Estela (Del 1 al 4)

Estela bajó del autobús arrastrando una gran maleta, que aparte de ropa, estaba llena tanto de ilusiones como de frustraciones. Su vida comenzaba de nuevo este verano. Sola y en su pueblo.

Llegó al medio día, respiró tranquila, por lo menos nadie la esperaba en la puerta del bar.

Caminó tres calles hasta llegar a la casa de sus padres. Llamó al timbre y se dejó caer destrozada en la puerta. Demasiadas desgracias en muy poco tiempo. Pedir ayuda en estas circunstancias la avergonzaba pero quién mejor que una madre puede entender a una hija.

Abrió la puerta Elías, su padre, se fundieron en un cálido abrazo y se pusieron a llorar. Hacia diez años que no se veian, desde que murió su hermano en trágicas circunstancias. Ahora regrasaba Estela a casa como la hija pródiga.

Elías llamó a Mercedes, su madre y cuando está apareció volvió el silencio a la casa. Se miraron durante unos segundos hasta que Estela no pudo evitar decirle: "perdóname madre". Entonces también se abrazaron. Parecía el comienzo de la recuperación familiar y del bienestar necesario para que Estela volviera a sentirse viva.

Estela subió al segundo piso de la casa y le invadió la nostalgia. Hace tan sólo unos días tenía un marido. Un marido infiel que la había abandonado sumiéndola en la ruina: existencial y económica.

Ahora caminando por las habitaciones de la casa y recordando su infancia se sentía reconfortada pero le duró poco esa sensación cuando se enfrentó a la puerta de la habitación de su hermano. Los recuerdos de aquella noche volviendo de las fiestas del pueblo vecino, ella conduciendo, el accidente y la muerte de Rai.
Abrió la puerta de la habitación y se encontró con que el tiempo no había pasado por ella. Todo seguía igual. Su madre la mantenía congelada tal y cómo la había dejado él la última noche. Recortes de fútbol, trofeos, su ordenador y la colcha del Barça.
Decidió salir de allí para no martirizarse más.

Entró en su habitación y se dejó caer en la cama exhausta. Cerró los ojos y dejó relajar su cuerpo oliendo el aroma de la lavanda de los saquitos que su madre utilizaba para aromatizar la casa. Con ese olor tan reconfortante se durmió y tuvo un ligero sueño que por primera vez en mucho tiempo la hizo creer que nada de lo que había ocurrido últimamente era real.

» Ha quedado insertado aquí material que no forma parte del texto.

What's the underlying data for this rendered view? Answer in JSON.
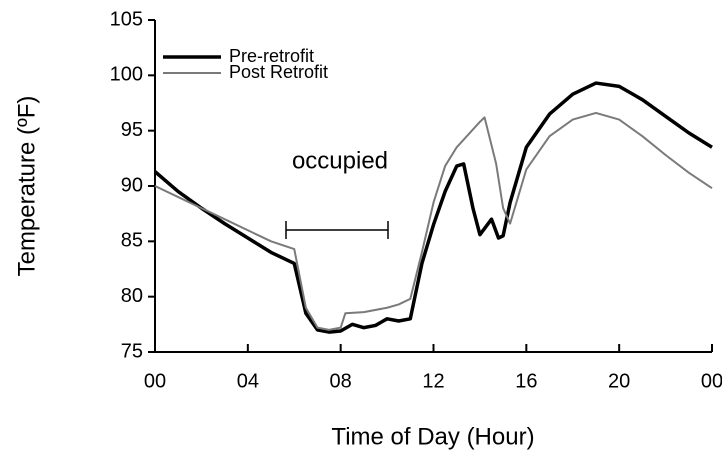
{
  "chart_data": {
    "type": "line",
    "xlabel": "Time of Day (Hour)",
    "ylabel": "Temperature (ºF)",
    "annotation": "occupied",
    "xlim": [
      0,
      24
    ],
    "xticks": [
      {
        "value": 0,
        "label": "00"
      },
      {
        "value": 4,
        "label": "04"
      },
      {
        "value": 8,
        "label": "08"
      },
      12,
      16,
      20,
      {
        "value": 24,
        "label": "00"
      }
    ],
    "ylim": [
      75,
      105
    ],
    "yticks": [
      75,
      80,
      85,
      90,
      95,
      100,
      105
    ],
    "legend": "top-left",
    "series": [
      {
        "name": "Pre-retrofit",
        "color": "#000000",
        "width": 3.5,
        "x": [
          0,
          1,
          2,
          3,
          4,
          5,
          6,
          6.5,
          7,
          7.5,
          8,
          8.5,
          9,
          9.5,
          10,
          10.5,
          11,
          11.5,
          12,
          12.5,
          13,
          13.3,
          13.7,
          14,
          14.5,
          14.8,
          15,
          15.3,
          16,
          17,
          18,
          19,
          20,
          21,
          22,
          23,
          24
        ],
        "values": [
          91.3,
          89.5,
          88.0,
          86.6,
          85.3,
          84.0,
          83.0,
          78.5,
          77.0,
          76.8,
          76.9,
          77.5,
          77.2,
          77.4,
          78.0,
          77.8,
          78.0,
          83.0,
          86.5,
          89.5,
          91.8,
          92.0,
          88.0,
          85.6,
          87.0,
          85.3,
          85.5,
          88.5,
          93.5,
          96.5,
          98.3,
          99.3,
          99.0,
          97.8,
          96.3,
          94.8,
          93.5
        ]
      },
      {
        "name": "Post Retrofit",
        "color": "#7a7a7a",
        "width": 2,
        "x": [
          0,
          1,
          2,
          3,
          4,
          5,
          6,
          6.5,
          7,
          7.5,
          8,
          8.2,
          9,
          10,
          10.5,
          11,
          11.5,
          12,
          12.5,
          13,
          14,
          14.2,
          14.7,
          15,
          15.3,
          16,
          17,
          18,
          19,
          20,
          21,
          22,
          23,
          24
        ],
        "values": [
          90.0,
          89.0,
          88.0,
          87.0,
          86.0,
          85.0,
          84.3,
          79.0,
          77.2,
          77.0,
          77.2,
          78.5,
          78.6,
          79.0,
          79.3,
          79.8,
          84.0,
          88.5,
          91.8,
          93.5,
          95.8,
          96.2,
          92.0,
          88.0,
          86.6,
          91.5,
          94.5,
          96.0,
          96.6,
          96.0,
          94.5,
          92.8,
          91.2,
          89.8
        ]
      }
    ]
  }
}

Estela a sus treinta años era una joven atractiva, no es que fuera excesivamente guapa pero si bien es cierto que su físico era llamativo. Era rubia y sus ojos eran de color verde como decía la canción "cómo el trigo verde". Delgada, de pechos voluptuosos y piernas largas. Era una mujer diferente. 

Ante tal descripción era inconcebible que su marido la abandonara después de nueve años en común pero a veces esas cualidades físicas no acompañan con otras, que no era el caso porque Estela era divertida, sociable y muy trabajadora. 
Félix, su ex, no las valoraba lo suficiente y por eso un día se fue dejándola inmersa en una sensación de fracaso amoroso difícil de reconciliar. 

Luego a la sensación de duelo y abandono vinieron las cartas del banco anunciando el próximo desahucio de su vivienda en tres meses. Tres duros meses donde fue viendo pasar y perder su fantástica vida, su casa, a sus amistades superficiales y para rematar su próspero negocio de cupcakes. 

Dicen que Dios aprieta pero no ahoga... Estela se preguntaba porque todo le ocurría a ella. 

Había pasado parte de la tarde sola en su habitación descansando. Cuando bajó al comedor, sus padres no estaban, habrían salido a pasear. 
Decidió salir a la calle ella también. Caminar por las calles de su pueblo no le iría mal para recordar momentos vividos felices. Rememorar su juventud le parecía que sería el mejor plan posible y así fue. 

El aire de la sierra alcarreña le recorría la piel mientras paseaba por las eras. Se sentó en un banco y miró el paisaje. ¡Cuánto había cambiado en diez años!. Más casas construidas habían hecho que viviera más gente durante todo el año en el pueblo y la empresa de fabricación de muebles funcionaba a la perfección y daba trabajo a muchos lugareños. 
Seguían estando los huertos del tío Manuel llenos de ababoles y los campos de trigo mecidos por el viento parecían olas de mar. 
Sentada en el suelo mirando esas mismas vistas pero siendo mucho más rústicas entonces, a sus dieciséis años la besaron en los labios por primera vez.